The purpose of this Supplement is to provide prospective investors in Notes issued under the Program with the disclosure set out under the heading "Large Exposure Regime" below in relation to changes to the Financial Services Authority's large exposure regime which will be effective from July 1, 2011.
On July 1, 2011, The Royal Bank of Scotland plc will become subject to changes to the Financial Services Authority's large exposure regime. Under the changes to the large exposure regime, any company which is less than 100% owned by The Royal Bank of Scotland Group plc will be classified as a Connected Counterparty. The Royal Bank of Scotland N.V., which is currently approximately 98% indirectly owned by The Royal Bank of Scotland Group plc, will therefore be classified as a Connected Counterparty, which will result in a breach by The Royal Bank of Scotland plc of the amended rules under the large exposure regime described above.
On April 19, 2011, The Royal Bank of Scotland Group plc announced the proposed transfers of a substantial part of the business activities of The Royal Bank of Scotland N.V. to The Royal Bank of Scotland plc which, subject to certain conditions, are expected to be implemented on a phased basis over a period ending December 31, 2013. Those proposed transfers will also form the basis of a remediation plan which has been agreed with the Financial Services Authority to enable The Royal Bank of Scotland plc over time to become compliant with the changes to the large exposures regime.

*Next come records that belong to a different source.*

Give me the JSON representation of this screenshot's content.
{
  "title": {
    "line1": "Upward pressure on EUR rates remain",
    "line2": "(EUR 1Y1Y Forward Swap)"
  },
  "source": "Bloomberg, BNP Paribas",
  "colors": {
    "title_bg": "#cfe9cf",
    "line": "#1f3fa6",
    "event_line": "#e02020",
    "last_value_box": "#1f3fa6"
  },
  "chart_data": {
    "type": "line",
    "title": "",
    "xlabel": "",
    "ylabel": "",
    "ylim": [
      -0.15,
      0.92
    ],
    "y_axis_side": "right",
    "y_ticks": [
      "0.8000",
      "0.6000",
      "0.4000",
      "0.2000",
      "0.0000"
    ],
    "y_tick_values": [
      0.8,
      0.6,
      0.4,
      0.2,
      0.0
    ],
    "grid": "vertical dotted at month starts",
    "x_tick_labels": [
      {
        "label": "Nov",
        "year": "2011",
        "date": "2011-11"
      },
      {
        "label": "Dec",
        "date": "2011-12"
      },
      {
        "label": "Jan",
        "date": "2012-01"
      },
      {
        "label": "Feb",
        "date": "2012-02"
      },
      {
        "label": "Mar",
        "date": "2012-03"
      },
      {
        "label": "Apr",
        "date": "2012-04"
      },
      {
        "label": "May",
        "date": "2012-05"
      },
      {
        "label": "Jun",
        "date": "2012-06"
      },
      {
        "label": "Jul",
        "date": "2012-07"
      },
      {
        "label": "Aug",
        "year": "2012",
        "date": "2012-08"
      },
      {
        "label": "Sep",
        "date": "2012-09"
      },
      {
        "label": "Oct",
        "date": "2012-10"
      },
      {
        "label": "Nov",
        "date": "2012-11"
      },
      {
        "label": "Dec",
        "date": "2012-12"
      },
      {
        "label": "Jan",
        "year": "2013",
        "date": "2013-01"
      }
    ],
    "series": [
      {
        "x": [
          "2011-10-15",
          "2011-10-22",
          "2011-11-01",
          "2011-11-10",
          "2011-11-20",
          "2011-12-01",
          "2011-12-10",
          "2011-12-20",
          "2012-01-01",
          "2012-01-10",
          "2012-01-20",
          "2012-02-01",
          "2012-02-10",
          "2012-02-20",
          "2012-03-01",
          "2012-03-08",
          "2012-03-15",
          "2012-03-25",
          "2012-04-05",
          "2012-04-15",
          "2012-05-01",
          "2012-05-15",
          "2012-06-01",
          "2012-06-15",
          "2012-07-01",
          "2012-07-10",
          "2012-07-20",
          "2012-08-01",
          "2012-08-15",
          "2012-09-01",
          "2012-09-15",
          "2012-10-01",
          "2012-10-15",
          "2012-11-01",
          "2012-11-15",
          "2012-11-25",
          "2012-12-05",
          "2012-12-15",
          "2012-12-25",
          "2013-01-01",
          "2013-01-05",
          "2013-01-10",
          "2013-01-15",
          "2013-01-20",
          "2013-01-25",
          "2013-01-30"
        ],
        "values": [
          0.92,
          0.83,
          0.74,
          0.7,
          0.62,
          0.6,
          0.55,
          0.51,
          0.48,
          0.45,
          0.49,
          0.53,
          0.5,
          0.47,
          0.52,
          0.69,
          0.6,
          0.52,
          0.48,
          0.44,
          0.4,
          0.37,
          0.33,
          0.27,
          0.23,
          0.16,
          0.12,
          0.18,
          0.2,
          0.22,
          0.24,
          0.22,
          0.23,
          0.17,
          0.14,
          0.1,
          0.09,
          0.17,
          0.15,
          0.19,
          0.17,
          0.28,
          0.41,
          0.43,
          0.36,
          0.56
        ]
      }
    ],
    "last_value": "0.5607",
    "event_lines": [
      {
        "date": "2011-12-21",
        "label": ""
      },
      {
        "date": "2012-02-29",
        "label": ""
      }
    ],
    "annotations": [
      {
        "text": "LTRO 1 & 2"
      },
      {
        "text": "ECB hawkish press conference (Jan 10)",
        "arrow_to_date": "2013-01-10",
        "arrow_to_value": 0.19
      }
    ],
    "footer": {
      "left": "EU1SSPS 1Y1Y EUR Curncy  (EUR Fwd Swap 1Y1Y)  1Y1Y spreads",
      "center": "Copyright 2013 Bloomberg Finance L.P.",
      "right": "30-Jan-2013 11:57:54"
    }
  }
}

The Issuers do not expect this to have a material adverse effect on the Group.
To the extent that there is any inconsistency between any statement in the Offering Memorandum by virtue of this Supplement and any other statement in or incorporated by reference in the Offering Memorandum, the statements in the Offering Memorandum by virtue of this Supplement will prevail.
Save as disclosed in this Supplement, no other significant new factor, material mistake or inaccuracy relating to information included in the Offering Memorandum has arisen or been noted, as the case may be, since the publication of the Offering Memorandum.
Investors should be aware of their rights under Section 87Q(4) of the FSMA.